Southern Copper Corporation (NYSE:SCCO) announced on Tuesday, November 22nd, a bold move to double its dividend from $0.50 to $1.00, setting the annual payment at 5% of the stock price. This increase surpasses most industry peers, but it brings with it a considerable risk as dividends have been absorbing a large portion of earnings and cash flows (102%).
The company's projected earnings per share (EPS) growth of 11.3% in the next year could push the payout ratio to an alarming 111%, potentially straining the balance sheet. In the past decade, Southern Copper has experienced instability, including at least one dividend cut. A decrease in cash flows could necessitate another dividend cut, adding to this instability.
Despite these potential risks, Southern Copper's dividends have seen significant growth over the past decade. Since 2013, they have grown from $0.68 to $3.50 annually, marking an impressive 18% per annum growth rate. However, this rapid growth and past cuts raise concerns about future reliability.
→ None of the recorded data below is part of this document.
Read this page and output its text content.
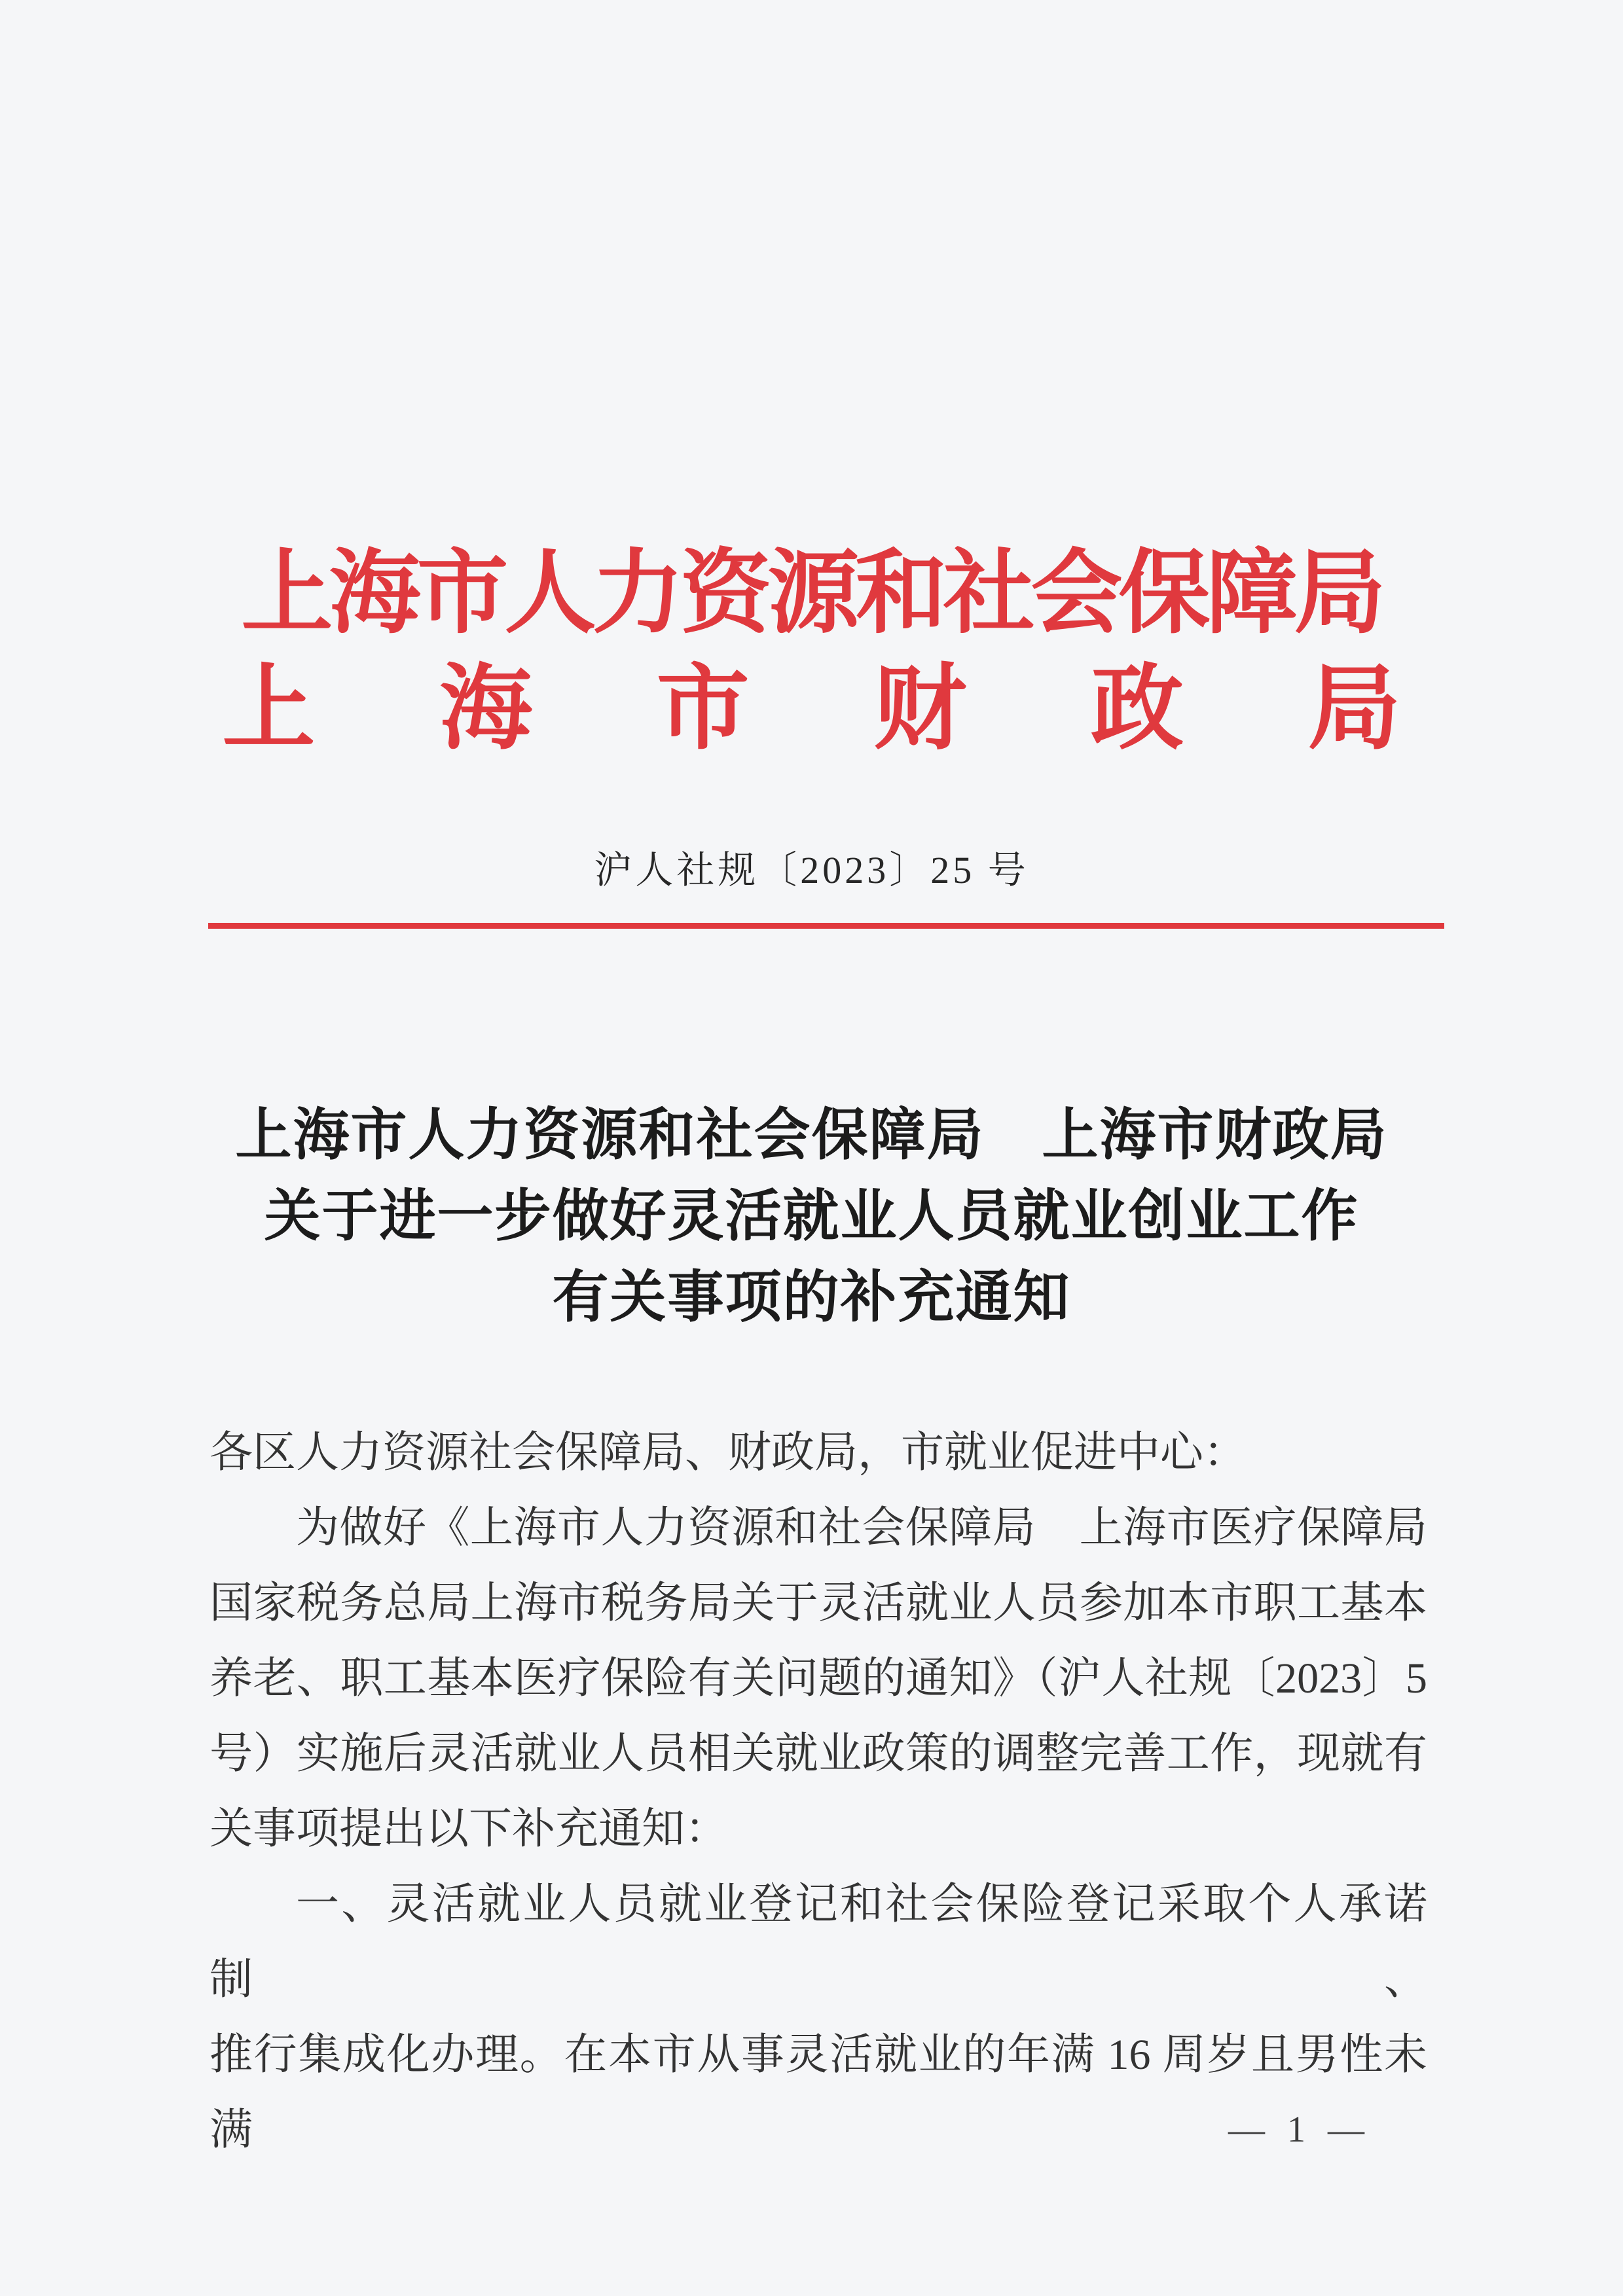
上海市人力资源和社会保障局
上海市财政局
沪人社规〔2023〕25 号
上海市人力资源和社会保障局　上海市财政局
关于进一步做好灵活就业人员就业创业工作
有关事项的补充通知

各区人力资源社会保障局、财政局，市就业促进中心：

为做好《上海市人力资源和社会保障局　上海市医疗保障局

国家税务总局上海市税务局关于灵活就业人员参加本市职工基本

养老、职工基本医疗保险有关问题的通知》（沪人社规〔2023〕5

号）实施后灵活就业人员相关就业政策的调整完善工作，现就有

关事项提出以下补充通知：

一、灵活就业人员就业登记和社会保险登记采取个人承诺制、

推行集成化办理。在本市从事灵活就业的年满 16 周岁且男性未满	— 1 —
The company's EPS has also been growing at an impressive rate of 23% annually for the past five years. Yet, the high proportion of profits paid as dividends may limit future growth.
Southern Copper's recent dividend increase is noteworthy, but its sustainability is questionable given high distribution levels and an unstable history. This poses a risk of balance sheet strain and constrained future growth.